Foto: Regina Károlyi

Interview mit Esmahan Aykol über ihren Kriminalroman
"Scheidung auf Türkisch. Ein Fall für Kati Hirschel"

Esmahan Aykol wurde 1970 in Edirne (Türkei) geboren. Die studierte Juristin hat unter anderem als Journalistin und Barkeeperin gearbeitet. Heute ist sie hauptberufliche Autorin.
Esmahan Aykol lebt in Istanbul und Berlin.

 


Sandammeer: Frau Aykol, "Scheidung auf Türkisch" ist Ihr neuer Krimi mit der Protagonistin Kati Hirschel, einer deutschstämmigen Frau, die in Istanbul einen Krimiladen betreibt. Mit "Hotel Bosporus" begann diese Reihe, die mittlerweile drei Romane umfasst. Wie entstand die Figur Kati Hirschel? Gab es eine Person, die Pate stand?

Esmahan Aykol: Zwei Personen sogar: eine deutsche Freundin von mir, die lange in Istanbul gelebt hat, und eine türkische Freundin, die eine Buchhandlung auf der Istiklal-Straße, der Fußgängerzone in Istanbul, betreibt. Kati Hirschel ist eine Mischung aus beiden. Als ich vor neun Jahren nach Deutschland kam, hatte ich die Idee, über kulturelle Unterschiede zwischen Deutschen und Türken zu schreiben, und dachte anfangs, dass ich über meine Erfahrungen schreiben würde, eine Türkin in Berlin. Aber dann fand ich die Idee doch nicht so spannend, und ich kam auf den Gedanken, eine Deutsche nach Istanbul zu schicken, die perfekt Türkisch spricht, und so entstand Kati Hirschel.

Sandammeer: Das ist wirklich außergewöhnlich. "Eine Türkin in Berlin", lag das nicht näher?

Esmahan Aykol: Das wurde schon oft gemacht. Viele Migranten haben über ihre Erfahrungen in Deutschland geschrieben, und ich dachte, das wäre nicht so spannend.

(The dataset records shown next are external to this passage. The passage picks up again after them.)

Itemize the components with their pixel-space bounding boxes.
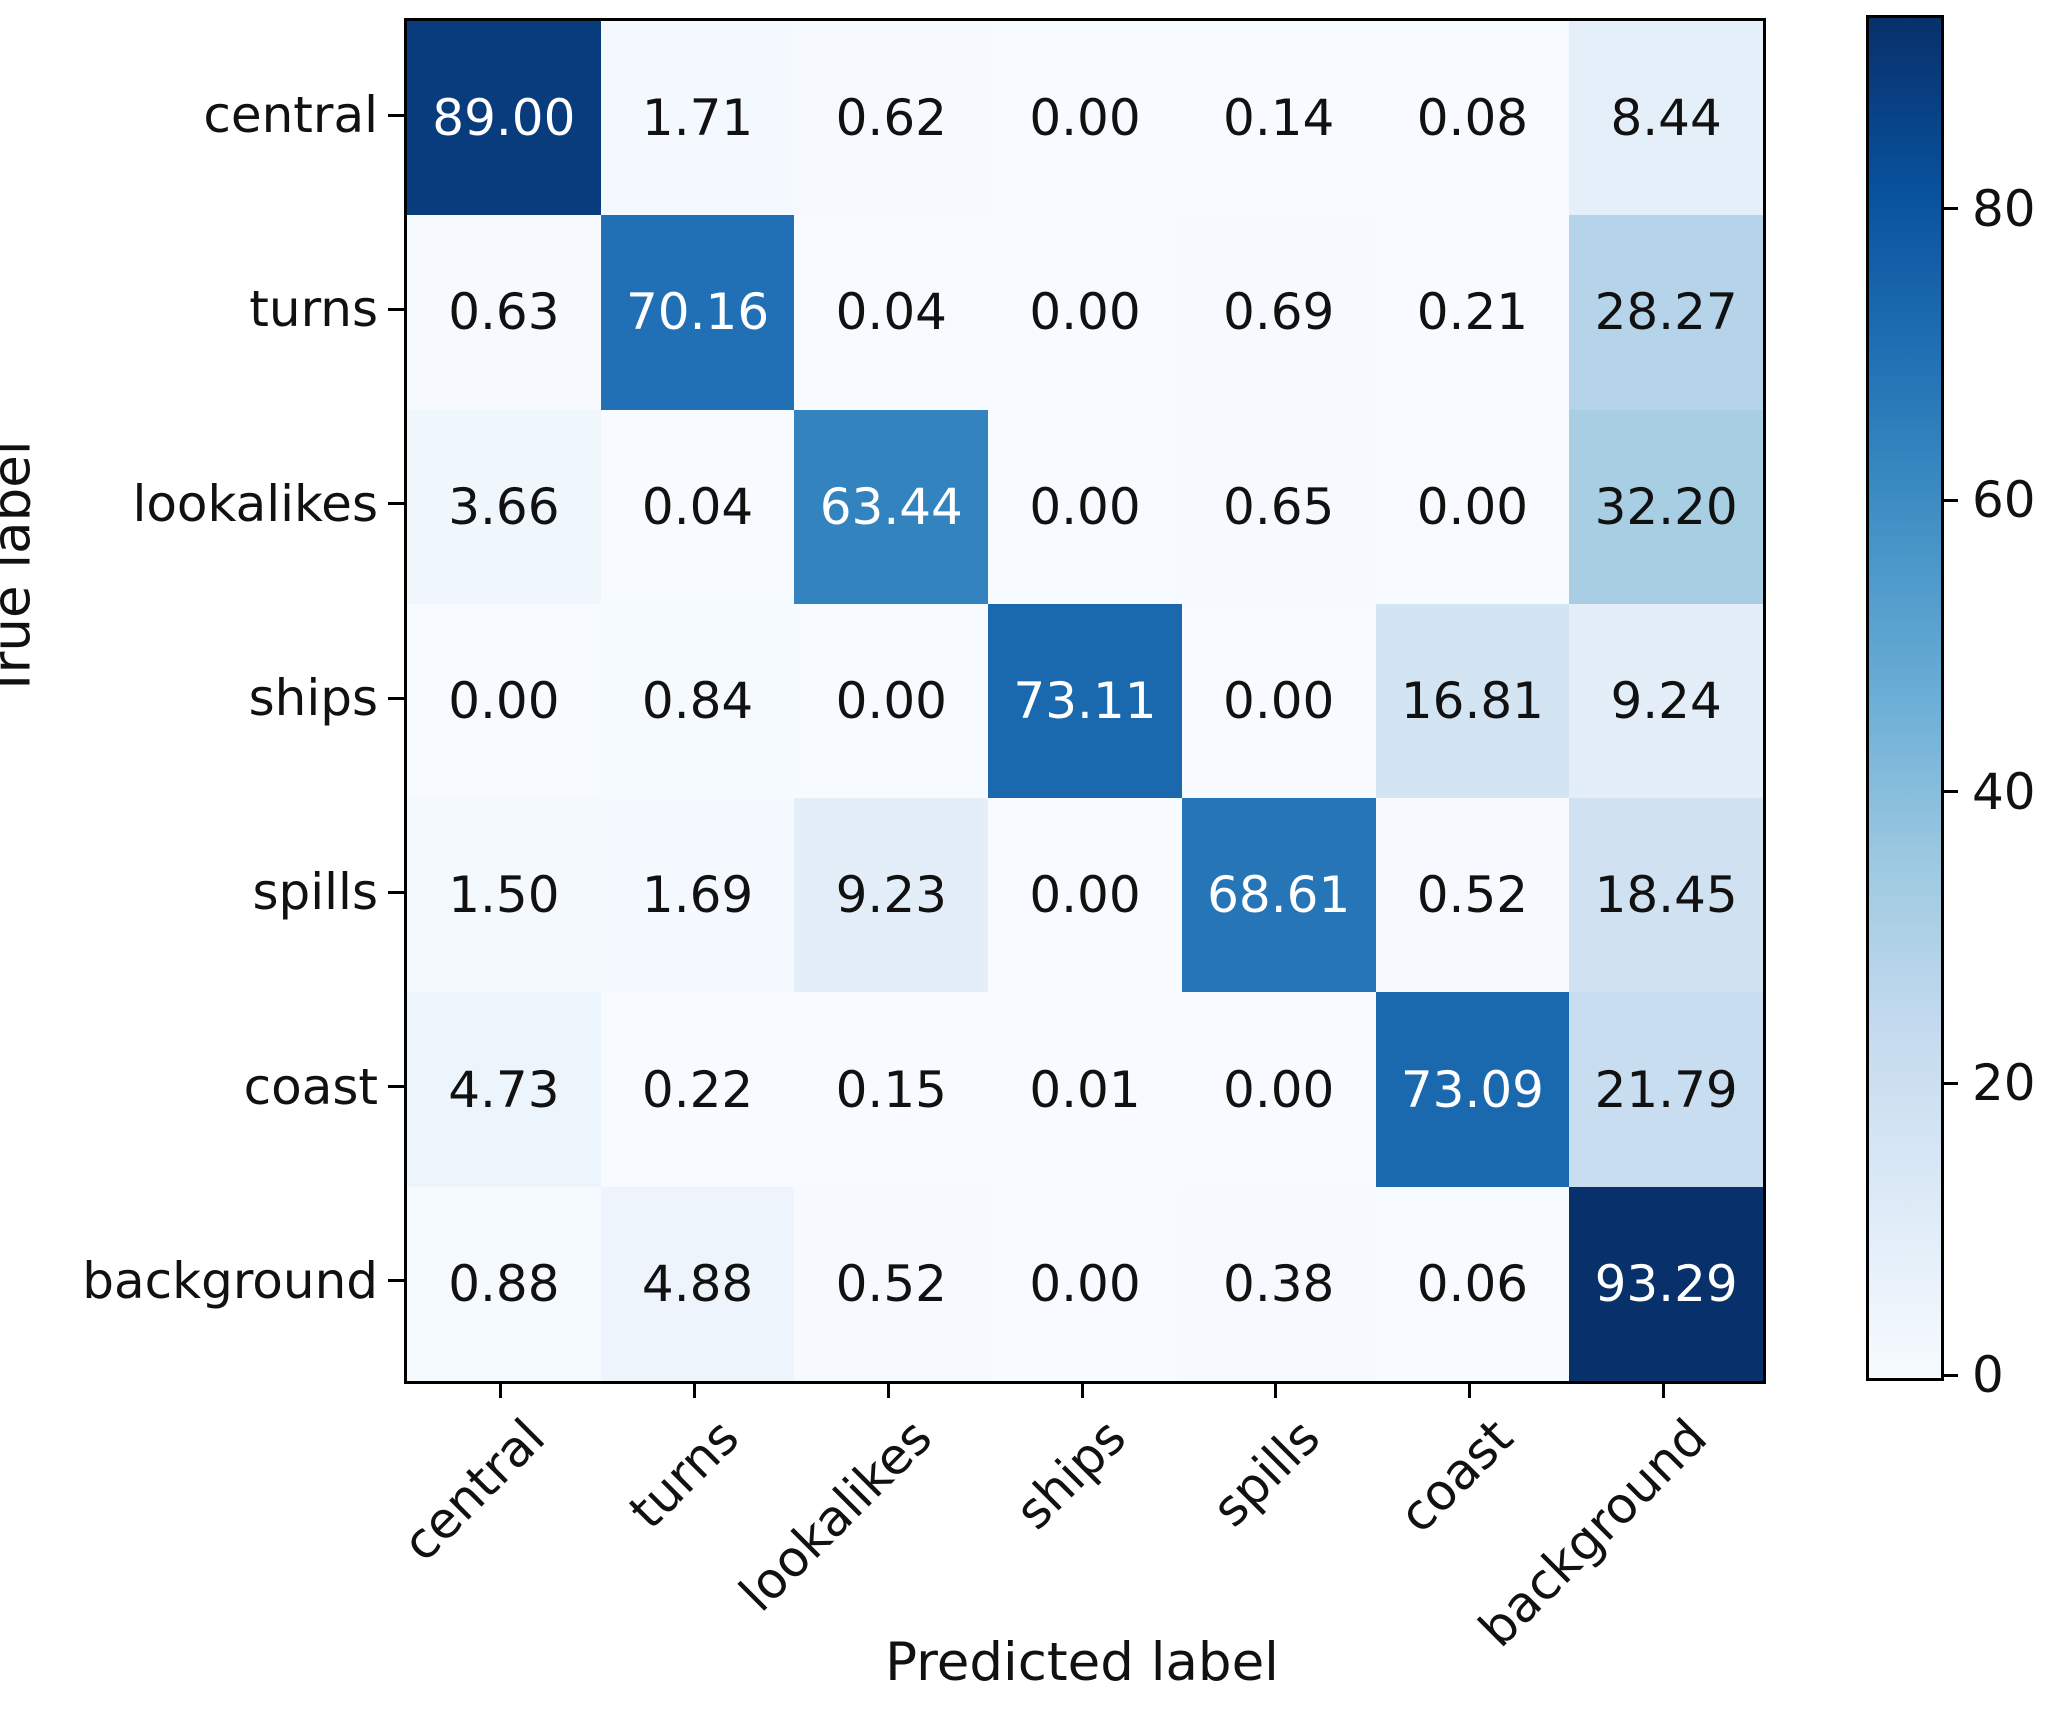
heatmap-cell-spills-turns: 1.69 xyxy=(600,798,795,993)
x-axis-title: Predicted label xyxy=(885,1632,1279,1693)
y-tick-mark xyxy=(388,1279,404,1283)
heatmap-cell-ships-turns: 0.84 xyxy=(600,603,795,799)
heatmap-cell-turns-central: 0.63 xyxy=(407,215,601,410)
x-tick-mark xyxy=(886,1381,890,1398)
colorbar-tick-label-20: 20 xyxy=(1972,1054,2036,1113)
colorbar-tick-mark xyxy=(1941,498,1958,502)
heatmap-cell-central-lookalikes: 0.62 xyxy=(794,21,989,216)
heatmap-cell-lookalikes-lookalikes: 63.44 xyxy=(794,409,989,604)
y-tick-mark xyxy=(388,502,404,506)
heatmap-cell-background-lookalikes: 0.52 xyxy=(794,1186,989,1381)
heatmap-cell-central-central: 89.00 xyxy=(407,21,601,216)
heatmap-cell-lookalikes-coast: 0.00 xyxy=(1375,409,1570,604)
heatmap-cell-lookalikes-background: 32.20 xyxy=(1569,409,1763,604)
y-tick-mark xyxy=(388,696,404,700)
heatmap-cell-central-turns: 1.71 xyxy=(600,21,795,216)
heatmap-cell-central-background: 8.44 xyxy=(1569,21,1763,216)
heatmap-cell-spills-ships: 0.00 xyxy=(988,798,1182,993)
y-tick-mark xyxy=(388,307,404,311)
heatmap-cell-central-spills: 0.14 xyxy=(1181,21,1376,216)
y-tick-label-coast: coast xyxy=(243,1057,378,1116)
heatmap-cell-ships-spills: 0.00 xyxy=(1181,603,1376,799)
heatmap-cell-background-turns: 4.88 xyxy=(600,1186,795,1381)
y-tick-mark xyxy=(388,890,404,894)
y-tick-mark xyxy=(388,1085,404,1089)
x-tick-mark xyxy=(1661,1381,1665,1398)
heatmap-cell-background-coast: 0.06 xyxy=(1375,1186,1570,1381)
heatmap-cell-coast-central: 4.73 xyxy=(407,992,601,1187)
colorbar-tick-mark xyxy=(1941,1373,1958,1377)
colorbar-tick-mark xyxy=(1941,790,1958,794)
heatmap-cell-turns-coast: 0.21 xyxy=(1375,215,1570,410)
heatmap-cell-central-ships: 0.00 xyxy=(988,21,1182,216)
colorbar-tick-mark xyxy=(1941,207,1958,211)
heatmap-cell-coast-ships: 0.01 xyxy=(988,992,1182,1187)
x-tick-mark xyxy=(1467,1381,1471,1398)
heatmap-cell-lookalikes-central: 3.66 xyxy=(407,409,601,604)
heatmap-cell-coast-background: 21.79 xyxy=(1569,992,1763,1187)
x-tick-mark xyxy=(693,1381,697,1398)
heatmap-cell-ships-ships: 73.11 xyxy=(988,603,1182,799)
y-tick-label-lookalikes: lookalikes xyxy=(132,474,378,533)
heatmap-cell-turns-ships: 0.00 xyxy=(988,215,1182,410)
heatmap-cell-coast-spills: 0.00 xyxy=(1181,992,1376,1187)
heatmap-cell-coast-lookalikes: 0.15 xyxy=(794,992,989,1187)
heatmap-cell-lookalikes-turns: 0.04 xyxy=(600,409,795,604)
colorbar xyxy=(1866,15,1944,1381)
heatmap-cell-spills-coast: 0.52 xyxy=(1375,798,1570,993)
heatmap-cell-spills-lookalikes: 9.23 xyxy=(794,798,989,993)
colorbar-tick-label-40: 40 xyxy=(1972,762,2036,821)
colorbar-tick-label-0: 0 xyxy=(1972,1346,2004,1404)
heatmap-grid: 89.00 1.71 0.62 0.00 0.14 0.08 8.44 0.63 70.16 0.… xyxy=(404,18,1766,1384)
colorbar-tick-label-60: 60 xyxy=(1972,471,2036,530)
heatmap-cell-lookalikes-ships: 0.00 xyxy=(988,409,1182,604)
heatmap-cell-coast-turns: 0.22 xyxy=(600,992,795,1187)
heatmap-cell-background-background: 93.29 xyxy=(1569,1186,1763,1381)
y-tick-label-ships: ships xyxy=(248,669,378,727)
heatmap-cell-ships-central: 0.00 xyxy=(407,603,601,799)
heatmap-cell-ships-background: 9.24 xyxy=(1569,603,1763,799)
x-tick-mark xyxy=(1080,1381,1084,1398)
heatmap-cell-turns-lookalikes: 0.04 xyxy=(794,215,989,410)
heatmap-cell-spills-spills: 68.61 xyxy=(1181,798,1376,993)
heatmap-cell-coast-coast: 73.09 xyxy=(1375,992,1570,1187)
heatmap-cell-central-coast: 0.08 xyxy=(1375,21,1570,216)
y-tick-label-central: central xyxy=(203,86,378,145)
heatmap-cell-spills-central: 1.50 xyxy=(407,798,601,993)
heatmap-cell-turns-turns: 70.16 xyxy=(600,215,795,410)
x-tick-mark xyxy=(1274,1381,1278,1398)
colorbar-tick-mark xyxy=(1941,1081,1958,1085)
heatmap-cell-spills-background: 18.45 xyxy=(1569,798,1763,993)
heatmap-cell-background-spills: 0.38 xyxy=(1181,1186,1376,1381)
colorbar-tick-label-80: 80 xyxy=(1972,179,2036,238)
x-tick-mark xyxy=(499,1381,503,1398)
heatmap-cell-turns-spills: 0.69 xyxy=(1181,215,1376,410)
heatmap-cell-background-central: 0.88 xyxy=(407,1186,601,1381)
y-tick-label-background: background xyxy=(82,1251,378,1310)
heatmap-cell-turns-background: 28.27 xyxy=(1569,215,1763,410)
y-tick-label-spills: spills xyxy=(252,863,378,922)
y-tick-mark xyxy=(388,113,404,117)
heatmap-cell-lookalikes-spills: 0.65 xyxy=(1181,409,1376,604)
heatmap-cell-background-ships: 0.00 xyxy=(988,1186,1182,1381)
heatmap-cell-ships-lookalikes: 0.00 xyxy=(794,603,989,799)
y-tick-label-turns: turns xyxy=(249,280,378,339)
heatmap-cell-ships-coast: 16.81 xyxy=(1375,603,1570,799)
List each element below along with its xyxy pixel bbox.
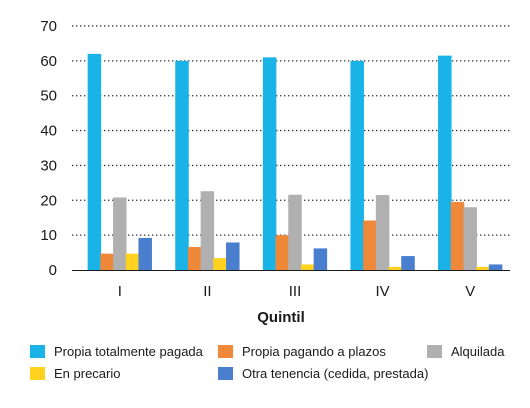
bar	[200, 191, 215, 270]
bar	[138, 237, 152, 270]
bar	[401, 256, 415, 270]
bar	[100, 253, 114, 270]
bar	[300, 264, 315, 270]
y-tick-label: 10	[40, 227, 57, 244]
bar	[363, 220, 377, 270]
bars	[87, 53, 503, 271]
bar	[175, 60, 189, 270]
x-tick-label: V	[465, 283, 475, 300]
x-tick-label: II	[203, 283, 211, 300]
bar	[187, 246, 202, 270]
bar	[262, 57, 277, 270]
y-tick-label: 60	[40, 53, 57, 70]
x-axis-title: Quintil	[257, 309, 305, 326]
y-tick-label: 40	[40, 123, 57, 140]
x-tick-label: I	[118, 283, 122, 300]
bar	[438, 55, 452, 270]
bar	[388, 266, 403, 270]
bar	[113, 197, 127, 270]
y-axis-tick-labels: 0 10 20 30 40 50 60 70	[40, 18, 57, 279]
bar	[450, 202, 465, 270]
y-tick-label: 70	[40, 18, 57, 35]
y-tick-label: 50	[40, 88, 57, 105]
bar	[488, 264, 503, 270]
y-tick-label: 20	[40, 192, 57, 209]
bar	[275, 235, 290, 270]
y-tick-label: 30	[40, 157, 57, 174]
y-tick-label: 0	[49, 262, 57, 279]
bar	[213, 258, 227, 270]
bar	[375, 195, 390, 270]
bar	[288, 194, 302, 270]
bar	[87, 53, 102, 271]
bar	[350, 60, 364, 270]
x-tick-label: IV	[376, 283, 390, 300]
x-tick-label: III	[289, 283, 302, 300]
bar	[313, 248, 328, 270]
bar	[226, 242, 240, 270]
x-axis-tick-labels: I II III IV V	[118, 283, 475, 300]
bar	[463, 207, 477, 270]
bar	[476, 266, 490, 270]
gridlines	[72, 25, 510, 236]
bar	[125, 253, 140, 270]
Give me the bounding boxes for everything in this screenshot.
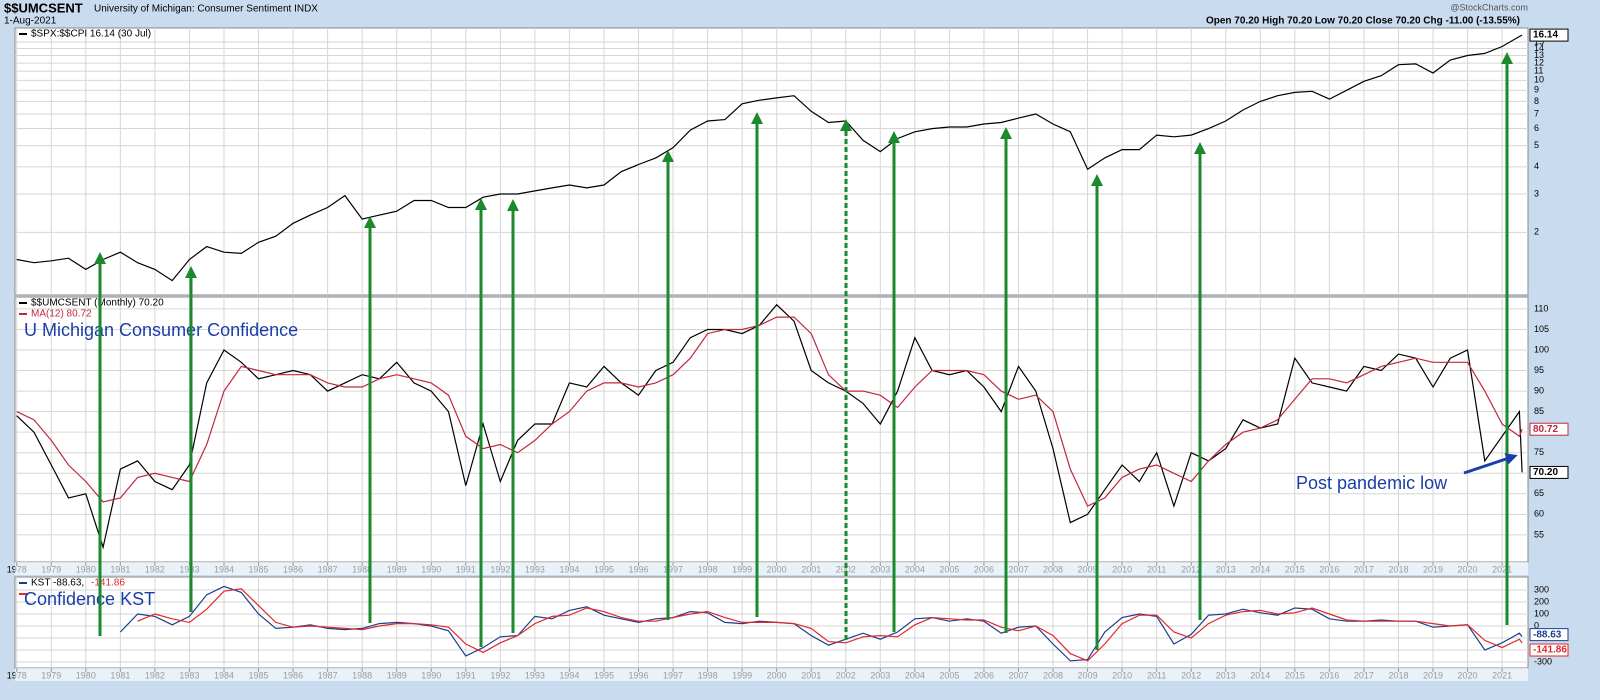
- y-tick-label: 12: [1534, 57, 1544, 67]
- quote: Open 70.20 High 70.20 Low 70.20 Close 70…: [1206, 16, 1520, 27]
- y-tick-label: 300: [1534, 584, 1549, 594]
- value-box-label: -88.63: [1533, 629, 1562, 640]
- source: @StockCharts.com: [1450, 2, 1528, 12]
- legend-label: MA(12) 80.72: [31, 309, 92, 320]
- legend-label: -141.86: [91, 578, 125, 589]
- y-tick-label: 11: [1534, 66, 1543, 76]
- legend-label: $SPX:$$CPI 16.14 (30 Jul): [31, 29, 151, 40]
- series-name: University of Michigan: Consumer Sentime…: [94, 4, 318, 15]
- legend-label: KST -88.63,: [31, 578, 84, 589]
- value-box: [1529, 628, 1569, 642]
- y-tick-label: 10: [1534, 75, 1544, 85]
- value-box: [1529, 465, 1569, 479]
- y-tick-label: 105: [1534, 324, 1549, 334]
- y-tick-label: 5: [1534, 140, 1539, 150]
- series-line: [137, 588, 1523, 662]
- annotation: U Michigan Consumer Confidence: [24, 320, 298, 340]
- y-tick-label: 8: [1534, 96, 1539, 106]
- series-line: [16, 316, 1523, 507]
- y-tick-label: 9: [1534, 85, 1539, 95]
- y-tick-label: 65: [1534, 488, 1544, 498]
- y-tick-label: 200: [1534, 596, 1549, 606]
- annotation: Post pandemic low: [1296, 473, 1448, 493]
- y-tick-label: 95: [1534, 365, 1544, 375]
- y-tick-label: -300: [1534, 656, 1552, 666]
- value-box-label: -141.86: [1533, 645, 1567, 656]
- value-box-label: 16.14: [1533, 30, 1558, 41]
- series-line: [16, 34, 1523, 282]
- y-tick-label: 3: [1534, 188, 1539, 198]
- annotation: Confidence KST: [24, 589, 155, 609]
- date-band: [15, 668, 1528, 681]
- series-line: [16, 303, 1523, 550]
- y-tick-label: 4: [1534, 161, 1539, 171]
- y-tick-label: 110: [1534, 303, 1548, 313]
- y-tick-label: 55: [1534, 529, 1544, 539]
- y-tick-label: 7: [1534, 108, 1539, 118]
- legend-label: $$UMCSENT (Monthly) 70.20: [31, 298, 164, 309]
- value-box: [1529, 643, 1569, 657]
- y-tick-label: 75: [1534, 447, 1544, 457]
- value-box-label: 70.20: [1533, 467, 1558, 478]
- y-tick-label: 60: [1534, 509, 1544, 519]
- value-box: [1529, 422, 1569, 436]
- y-tick-label: 2: [1534, 227, 1539, 237]
- symbol: $$UMCSENT: [4, 0, 83, 15]
- y-tick-label: 14: [1534, 43, 1544, 53]
- y-tick-label: 85: [1534, 406, 1544, 416]
- date: 1-Aug-2021: [4, 16, 57, 27]
- y-tick-label: 90: [1534, 385, 1544, 395]
- y-tick-label: 100: [1534, 608, 1549, 618]
- value-box-label: 80.72: [1533, 424, 1558, 435]
- plot-area: [14, 296, 1529, 563]
- y-tick-label: 6: [1534, 123, 1539, 133]
- value-box: [1529, 28, 1569, 42]
- plot-area: [14, 27, 1529, 296]
- y-tick-label: 100: [1534, 344, 1549, 354]
- y-tick-label: 13: [1534, 50, 1544, 60]
- date-band: [15, 562, 1528, 575]
- y-tick-label: 0: [1534, 620, 1539, 630]
- arrow: [1463, 453, 1518, 475]
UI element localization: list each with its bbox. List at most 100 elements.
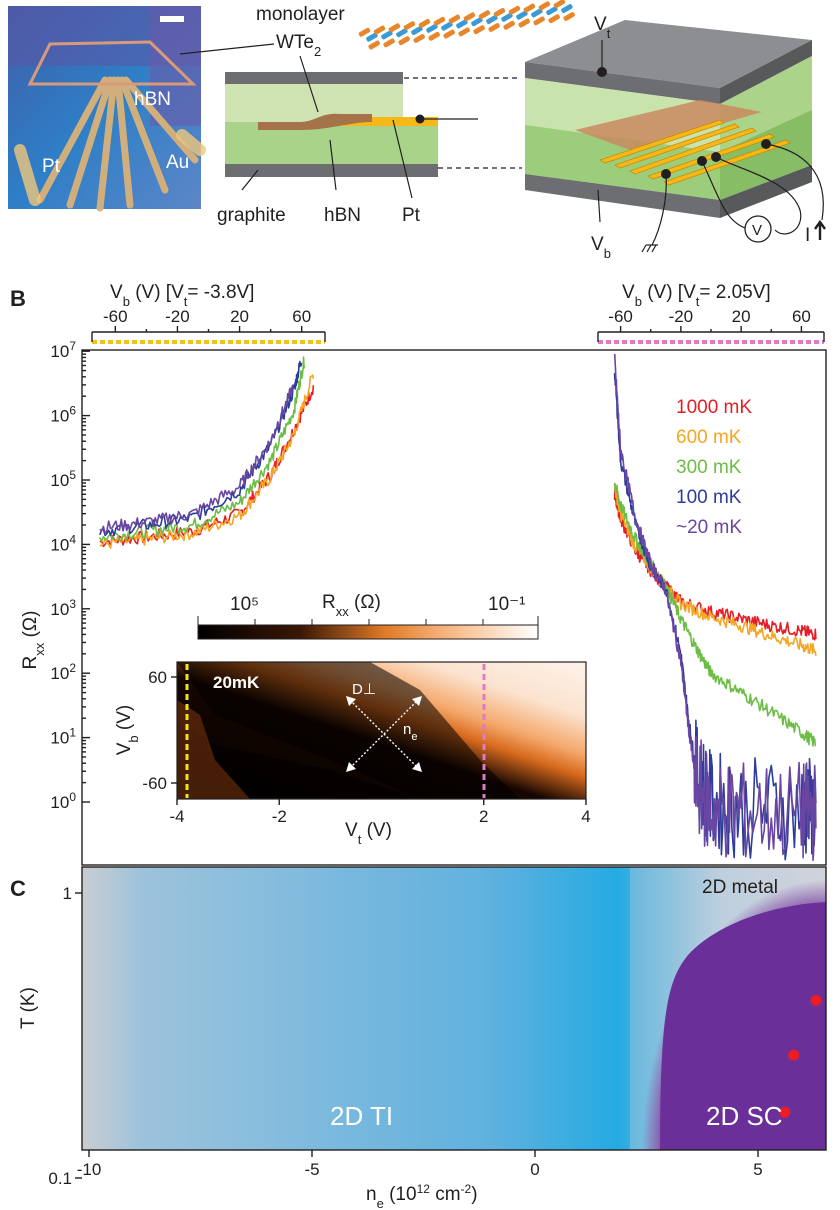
y-tick-label: 101 [50,726,76,748]
y-tick-label-c: 0.1 [48,1169,72,1188]
crystal-atom [531,8,543,18]
crystal-atom [503,20,515,30]
pt-label: Pt [42,156,61,177]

Sandammeer: Und wie kamen Sie auf die Idee, die "Scheidung auf Türkisch" zugrunde liegt? Der im modernen Istanbul angesiedelte Roman befasst sich zum Einen mit dem Thema Homosexualität, zum Anderen mit den Restriktionen, denen jüngere Menschen, insbesondere Frauen, in der Familie ausgesetzt sind - vor allem, wenn auch noch Standesunterschiede hinzukommen. Basiert Ihr neues Buch auf realen Vorfällen?

Esmahan Aykol: Ich kam auf die Idee, als ich die Biografie der Ehefrau Mustafa Kemal Atatürks gelesen habe. Atatürk war vor ihr mit einer entfernten Verwandten zusammen, er heiratete dann aber Latife, und die entfernte Verwandte erfuhr von dieser Heirat ein Jahr, nachdem sie stattgefunden hatte. Daraufhin hat sie sich umgebracht. Oder vielmehr ist es bis heute nicht klar, ob sie sich selbst umgebracht hat oder aber von Männern getötet wurde, die Atatürk nahestanden.
Und als ich diese Passage in der Biografie von Atatürks Ehefrau gelesen hatte, dachte ich: Könnte ich nicht auch über eine Frau schreiben, die unter solchen Umständen zu Tode kam? Natürlich hat sich die Geschichte dann weiter entwickelt, es kamen die Homosexualität und die Klassenunterschiede hinzu.
Meistens stammen meine Ideen von einem Satz, der mir beim Lesen eines Buches oder einer Zeitung begegnet oder beim Reden mit Freunden, und dann entwickeln sich diese Ideen mit der Zeit zu kleinen Nebengeschichten.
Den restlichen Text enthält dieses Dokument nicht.